The State argues this case is analogous to Moore v. State, 790 So.2d 489, 491 (Fla. 5th DCA 2001), in which a father admitted he allowed his baby to fall head-first into the side of the bathtub, and that the baby was lethargic during the two days that followed, but he failed to seek medical attention. The baby died, and doctors later determined the child had suffered a skull fracture. Id. at 491-92. The Fifth District found there was sufficient evidence to sustain a conviction for child ne-*1242gleet, reasoning “[t]o allow the baby to fall in a manner which produced a skull fracture, to recognize that the baby was noticeably inactive in the following two days, and to refrain from seeking medical counsel during this subsequent period, could constitute culpably negligent conduct which caused great bodily harm.” Id. at 492.

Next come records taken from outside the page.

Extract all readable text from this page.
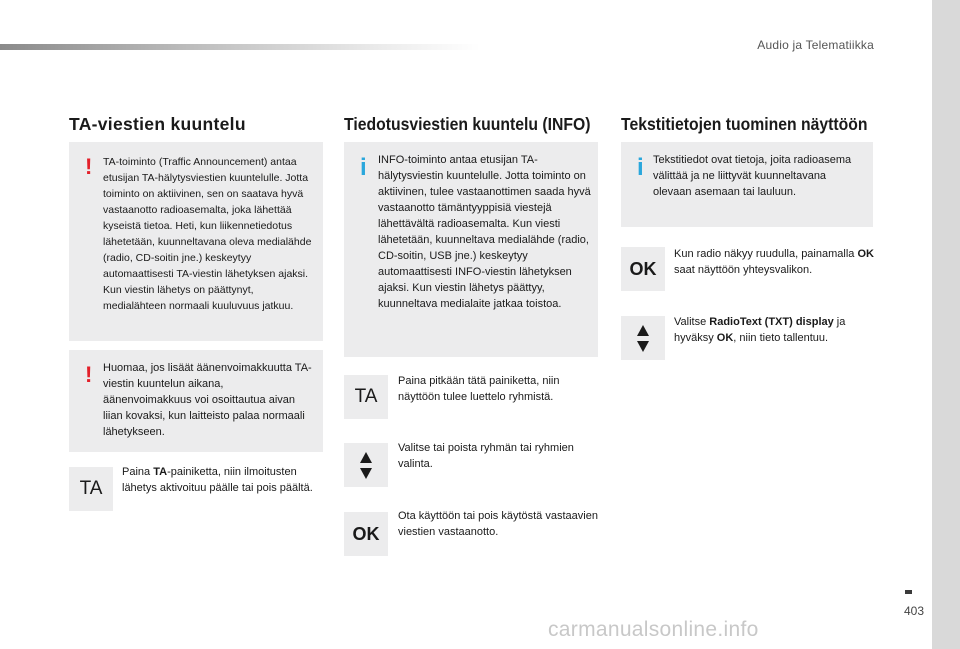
Audio ja Telematiikka
TA-viestien kuuntelu
! TA-toiminto (Traffic Announcement) antaa etusijan TA-hälytysviestien kuuntelulle. Jotta toiminto on aktiivinen, sen on saatava hyvä vastaanotto radioasemalta, joka lähettää kyseistä tietoa. Heti, kun liikennetiedotus lähetetään, kuunneltavana oleva medialähde (radio, CD-soitin jne.) keskeytyy automaattisesti TA-viestin lähetyksen ajaksi. Kun viestin lähetys on päättynyt, medialähteen normaali kuuluvuus jatkuu.
! Huomaa, jos lisäät äänenvoimakkuutta TA-viestin kuuntelun aikana, äänenvoimakkuus voi osoittautua aivan liian kovaksi, kun laitteisto palaa normaali lähetykseen.
TA
Paina TA-painiketta, niin ilmoitusten lähetys aktivoituu päälle tai pois päältä.
Tiedotusviestien kuuntelu (INFO)
i INFO-toiminto antaa etusijan TA-hälytysviestin kuuntelulle. Jotta toiminto on aktiivinen, tulee vastaanottimen saada hyvä vastaanotto tämäntyyppisiä viestejä lähettävältä radioasemalta. Kun viesti lähetetään, kuunneltava medialähde (radio, CD-soitin, USB jne.) keskeytyy automaattisesti INFO-viestin lähetyksen ajaksi. Kun viestin lähetys päättyy, kuunneltava medialaite jatkaa toistoa.
TA
Paina pitkään tätä painiketta, niin näyttöön tulee luettelo ryhmistä.
Valitse tai poista ryhmän tai ryhmien valinta.
OK
Ota käyttöön tai pois käytöstä vastaavien viestien vastaanotto.
Tekstitietojen tuominen näyttöön
i Tekstitiedot ovat tietoja, joita radioasema välittää ja ne liittyvät kuunneltavana olevaan asemaan tai lauluun.
OK
Kun radio näkyy ruudulla, painamalla OK saat näyttöön yhteysvalikon.
Valitse RadioText (TXT) display ja hyväksy OK, niin tieto tallentuu.
403
carmanualsonline.info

The case at hand is clearly distinguishable. Appellant did not wait two days to seek medical counsel for the child. He called the child’s mother when he realized she was in distress, and the mother returned home to evaluate the child and called 911. The only evidence in the record regarding a timeline was that the mother returned home within 10 minutes of the call.

Further, the State failed to provide evidence that appellant’s choice to call the mother rather than 911 was “gross and flagrant” negligence that was “committed with an utter disregard for the safety of others” such that he “must have known, or reasonably should have known, was likely to cause death or great bodily harm,” as required to prove culpable negligence. Fla. Std. Jury Instr. (Crim.) 16.5. The mother and appellant both testified that the girl’s breathing was “off,” but that she was breathing. The State emphasizes that the child had serious internal injuries. However, the jury absolved appellant of responsibility for those injuries when it acquitted him of aggravated child abuse. There was no other evidence presented that appellant should have known her injuries were so significant that any delay in calling 911 was likely to cause her death or great bodily harm. The State’s own witness testified that the fall from the crib could not have caused such serious injuries, and the severity of the injuries was not initially apparent to the first responders or the doctors. While appellant’s choice to seek assistance by calling the child’s mother rather than 911 may have been a failure to use ordinary care, it did not rise to the level of willful or culpable negligence under the facts as presented in this case. Therefore, we reverse.

REVERSED.

LEWIS, C.J., and ROBERTS, J„ concur.

. Although appellant testified he asked the boy to call 911, apparently the boy did not. Also, an investigating officer testified that appellant said he asked the boy to call the mother, but appellant did not mention asking him to call 911.